11. In Government Insurance Office of New South Wales v. R. J. Green & Lloyd Pvt. Limited, 1967 Acc CJ 329 the High Court of Australia has held that when a workman is injured while placing the load on the stationary truck, the injury has to be held to have been caused by the use of the vehicle. It was further held that the term 'use' did not necessarily mean that the truck should be in motion. It was held by the Court that there is no valid reason to restrict the phrase 'the use of motor vehicle' to mean injury resulting from the movement of the vehicle or from the operation of some part of its mechanism. The only limitation upon its generality was that the injury must be in some way a consequence of the use of the vehicle as a motor vehicle. Any use that was not utterly foreign to its character as a motor vehicle was covered by the words.

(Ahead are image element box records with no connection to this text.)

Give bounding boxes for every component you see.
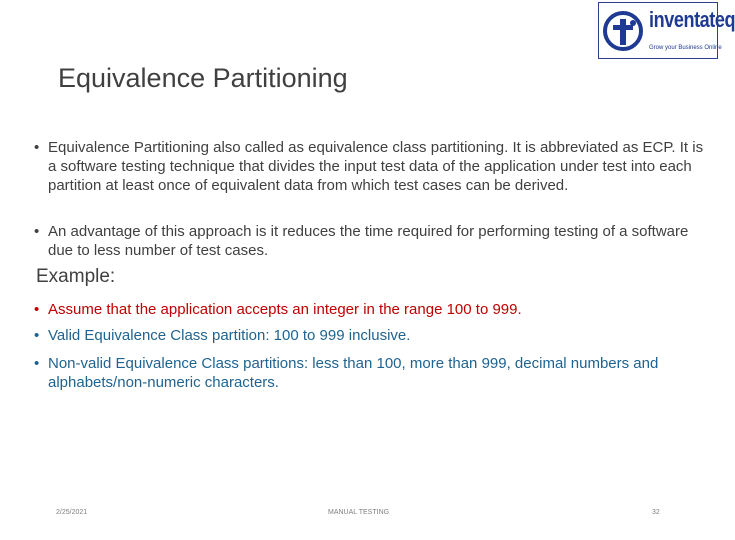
example-heading: Example: (36, 266, 116, 287)
intro-bullet-2 (34, 222, 706, 260)
footer-date: 2/25/2021 (56, 509, 88, 516)
example-bullet-3 (34, 354, 706, 392)
intro-bullet-text: An advantage of this approach is it reduces the time required for performing testing of a software due to less number of test cases. (48, 223, 689, 259)
example-bullet-text: Non-valid Equivalence Class partitions: less than 100, more than 999, decimal numbers and alphabets/non-numeric characters. (48, 355, 659, 391)
bullet-icon: • (34, 355, 40, 372)
example-bullet-text: Valid Equivalence Class partition: 100 to 999 inclusive. (48, 327, 411, 344)
bullet-icon: • (34, 139, 40, 156)
example-bullet-text: Assume that the application accepts an integer in the range 100 to 999. (48, 301, 522, 318)
example-bullet-2 (34, 326, 706, 345)
logo-mark-icon (603, 7, 645, 55)
bullet-icon: • (34, 223, 40, 240)
bullet-icon: • (34, 327, 40, 344)
intro-bullet-text: Equivalence Partitioning also called as equivalence class partitioning. It is abbreviated as ECP. It is a software testing technique that divides the input test data of the application under test into each partition at least once of equivalent data from which test cases can be derived. (48, 139, 704, 194)
logo-wordmark: inventateq (649, 7, 735, 32)
footer-page-number: 32 (652, 509, 660, 516)
logo-tagline: Grow your Business Online (649, 45, 722, 51)
inventateq-logo (598, 2, 735, 59)
bullet-icon: • (34, 301, 40, 318)
slide-title: Equivalence Partitioning (58, 63, 348, 93)
example-bullet-1 (34, 300, 706, 319)
footer-title: MANUAL TESTING (328, 509, 390, 516)
intro-bullet-1 (34, 138, 706, 195)
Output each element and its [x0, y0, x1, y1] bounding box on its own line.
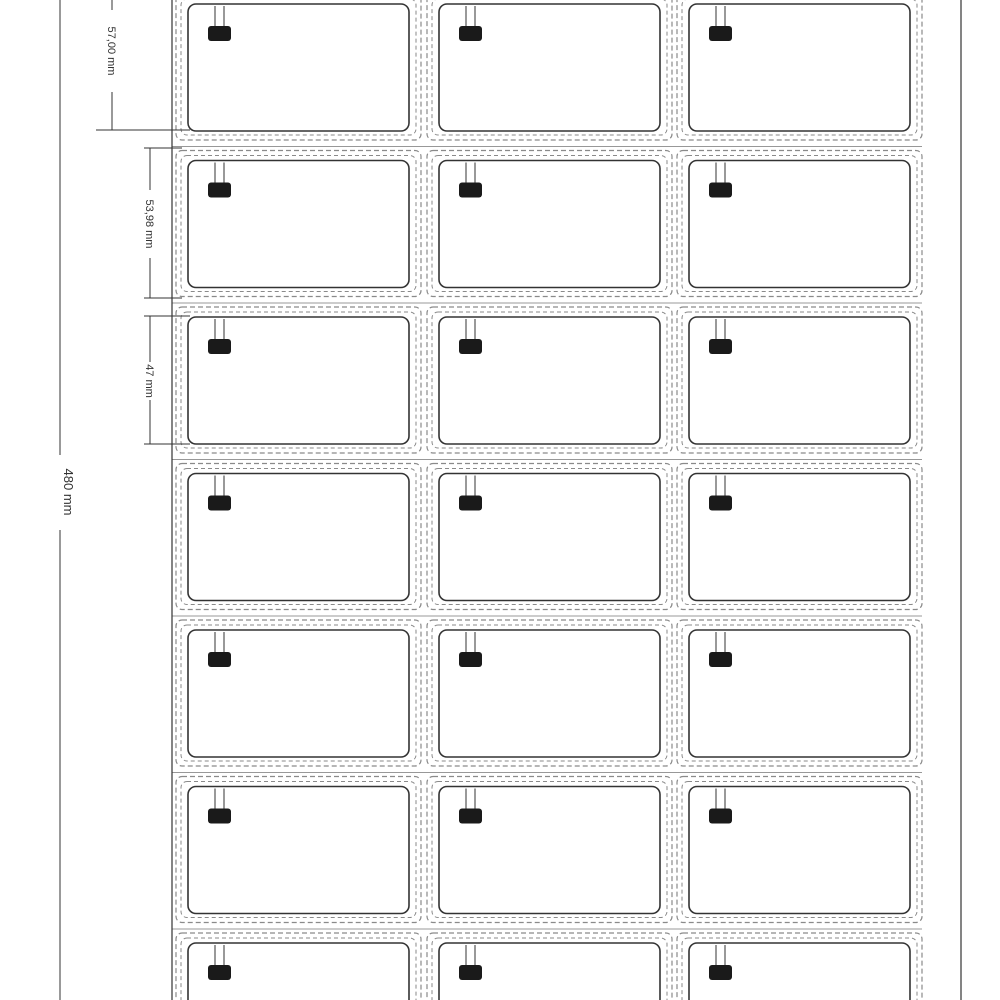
card-cell	[176, 933, 421, 1000]
card-inner-dashed-outline	[181, 156, 416, 292]
card-inlay-outline	[188, 161, 409, 288]
chip-module-icon	[208, 965, 231, 980]
chip-module-icon	[459, 496, 482, 511]
inlay-height-label: 47 mm	[143, 364, 155, 398]
card-cell	[427, 777, 672, 923]
card-cell	[677, 464, 922, 610]
card-inner-dashed-outline	[682, 312, 917, 448]
card-inlay-outline	[439, 4, 660, 131]
card-inner-dashed-outline	[181, 625, 416, 761]
chip-module-icon	[459, 809, 482, 824]
card-outer-dashed-outline	[427, 307, 672, 453]
chip-module-icon	[709, 26, 732, 41]
card-inlay-outline	[188, 4, 409, 131]
card-outer-dashed-outline	[427, 151, 672, 297]
card-outer-dashed-outline	[677, 777, 922, 923]
card-inlay-outline	[689, 630, 910, 757]
card-inlay-outline	[689, 474, 910, 601]
card-inlay-outline	[439, 161, 660, 288]
card-inlay-outline	[188, 630, 409, 757]
card-inlay-outline	[439, 474, 660, 601]
card-cell	[427, 933, 672, 1000]
card-inner-dashed-outline	[432, 156, 667, 292]
card-outer-dashed-outline	[176, 307, 421, 453]
chip-module-icon	[709, 496, 732, 511]
card-cell	[427, 307, 672, 453]
card-outer-dashed-outline	[176, 464, 421, 610]
chip-module-icon	[709, 183, 732, 198]
card-inlay-outline	[188, 474, 409, 601]
chip-module-icon	[459, 183, 482, 198]
card-outer-dashed-outline	[176, 777, 421, 923]
chip-module-icon	[208, 183, 231, 198]
card-inlay-outline	[439, 317, 660, 444]
chip-module-icon	[459, 652, 482, 667]
card-inlay-outline	[188, 787, 409, 914]
card-cell	[677, 777, 922, 923]
card-inner-dashed-outline	[181, 312, 416, 448]
card-inner-dashed-outline	[682, 469, 917, 605]
chip-module-icon	[709, 965, 732, 980]
card-inlay-outline	[188, 317, 409, 444]
chip-module-icon	[208, 652, 231, 667]
card-outer-dashed-outline	[677, 464, 922, 610]
chip-module-icon	[459, 339, 482, 354]
chip-module-icon	[459, 965, 482, 980]
card-inlay-outline	[439, 630, 660, 757]
chip-module-icon	[208, 496, 231, 511]
card-cell	[427, 620, 672, 766]
card-cell	[677, 307, 922, 453]
card-outer-dashed-outline	[176, 151, 421, 297]
card-cell	[427, 151, 672, 297]
card-cell	[427, 0, 672, 140]
card-inner-dashed-outline	[432, 312, 667, 448]
card-outer-dashed-outline	[677, 151, 922, 297]
card-outer-dashed-outline	[677, 620, 922, 766]
card-outer-dashed-outline	[427, 0, 672, 140]
card-inlay-outline	[689, 4, 910, 131]
card-cell	[677, 620, 922, 766]
card-grid	[172, 0, 922, 1000]
chip-module-icon	[208, 26, 231, 41]
card-cell	[427, 464, 672, 610]
card-height-label: 53,98 mm	[143, 199, 155, 249]
card-inner-dashed-outline	[432, 469, 667, 605]
card-cell	[677, 151, 922, 297]
card-cell	[176, 777, 421, 923]
card-cell	[176, 151, 421, 297]
card-inlay-outline	[689, 161, 910, 288]
card-outer-dashed-outline	[176, 620, 421, 766]
card-outer-dashed-outline	[427, 464, 672, 610]
card-outer-dashed-outline	[176, 0, 421, 140]
card-inner-dashed-outline	[682, 625, 917, 761]
card-outer-dashed-outline	[427, 620, 672, 766]
chip-module-icon	[459, 26, 482, 41]
card-cell	[677, 933, 922, 1000]
card-cell	[176, 464, 421, 610]
sheet-height-label: 480 mm	[61, 468, 76, 516]
card-inlay-outline	[689, 787, 910, 914]
card-inlay-outline	[689, 317, 910, 444]
card-cell	[176, 0, 421, 140]
sheet-height-dimension	[60, 0, 76, 1000]
pitch-label: 57,00 mm	[105, 26, 117, 76]
card-outer-dashed-outline	[427, 777, 672, 923]
card-inner-dashed-outline	[682, 0, 917, 135]
chip-module-icon	[709, 652, 732, 667]
card-outer-dashed-outline	[677, 0, 922, 140]
card-inner-dashed-outline	[432, 0, 667, 135]
chip-module-icon	[208, 339, 231, 354]
chip-module-icon	[208, 809, 231, 824]
card-outer-dashed-outline	[677, 307, 922, 453]
card-inner-dashed-outline	[181, 0, 416, 135]
card-cell	[677, 0, 922, 140]
card-inlay-outline	[439, 787, 660, 914]
card-cell	[176, 307, 421, 453]
chip-module-icon	[709, 339, 732, 354]
card-inner-dashed-outline	[432, 782, 667, 918]
chip-module-icon	[709, 809, 732, 824]
card-cell	[176, 620, 421, 766]
card-inner-dashed-outline	[682, 156, 917, 292]
card-inner-dashed-outline	[682, 782, 917, 918]
card-inner-dashed-outline	[181, 782, 416, 918]
card-inner-dashed-outline	[181, 469, 416, 605]
card-inner-dashed-outline	[432, 625, 667, 761]
inlay-height-dimension	[143, 316, 190, 444]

12. Now, in the instant case it has not been brought on record or has been pleaded by anyone that at the time of the accident the vehicle was not in a fit condition and being incapable of mechanical propulsion. Therefore, it has to be held that the vehicle at the time of at the accident was capable of mechanical population. It was in the workshop, only for some welding work and, therefore, in view of the definition of 'motor vehicle' given in Section 2(18) of the Motor Vehicles Act, 1939 it was a 'motor vehicle' parked on the road for welding work. Now the welding work was also incidental to the use of the vehicle. According to Section 81 of the Motor Vehicles Act there is a clear prohibition for causing or allowing the vehicle to remain at rest on any road in such a position or in such a condition or in such circumstances as to cause or to be likely to cause danger, obstruction or undue inconvenience to other users of the road. From the facts of this case it cannot be denied that the accident vehicle was parked partially on the road in such a position where it was likely to cause danger to the users of the road and, therefore, the parking was in contravension of Section 81 of the Motor Vehicles Act 1939 and it is also not in dispute that while so parked on the road the diesel tank of the vehicle caught fire and burst due to the welding. As such there can be no hestitation in holding that the accident took place because of the use of the vehicle. Therefore, I hold that the deceased Radhakishan had received injuries as a result of the use of the accident vehicle and, therefore, the lower Tribunal has rightly held that it had jurisdiction to entertain the claim petition. Consequently this contention of the learned counsel for the appellant is also without any force.

13. As regards the cross-objection, the learned lower Tribunal has already taken a reasonable view or rather a view favourable to the claimants. Therefore, in view of the fact that the age of Radhakishan has been assessed at 60 years and despite the non-production of the record of the Mills where he was alleged to have been serving, the Court has assessed the compensation holding the life expectancy of the deceased up to 70 years, in my opinion, the award of compensation is proper and does not require any interference.

14. In view of the aforesaid both the appeal and the cross-objection have no force. They are accordingly dismissed with costs. The appellant shall bear his own cost and shall pay the cost of the respondents. Counsel's fee taxed at Rs. 250/-.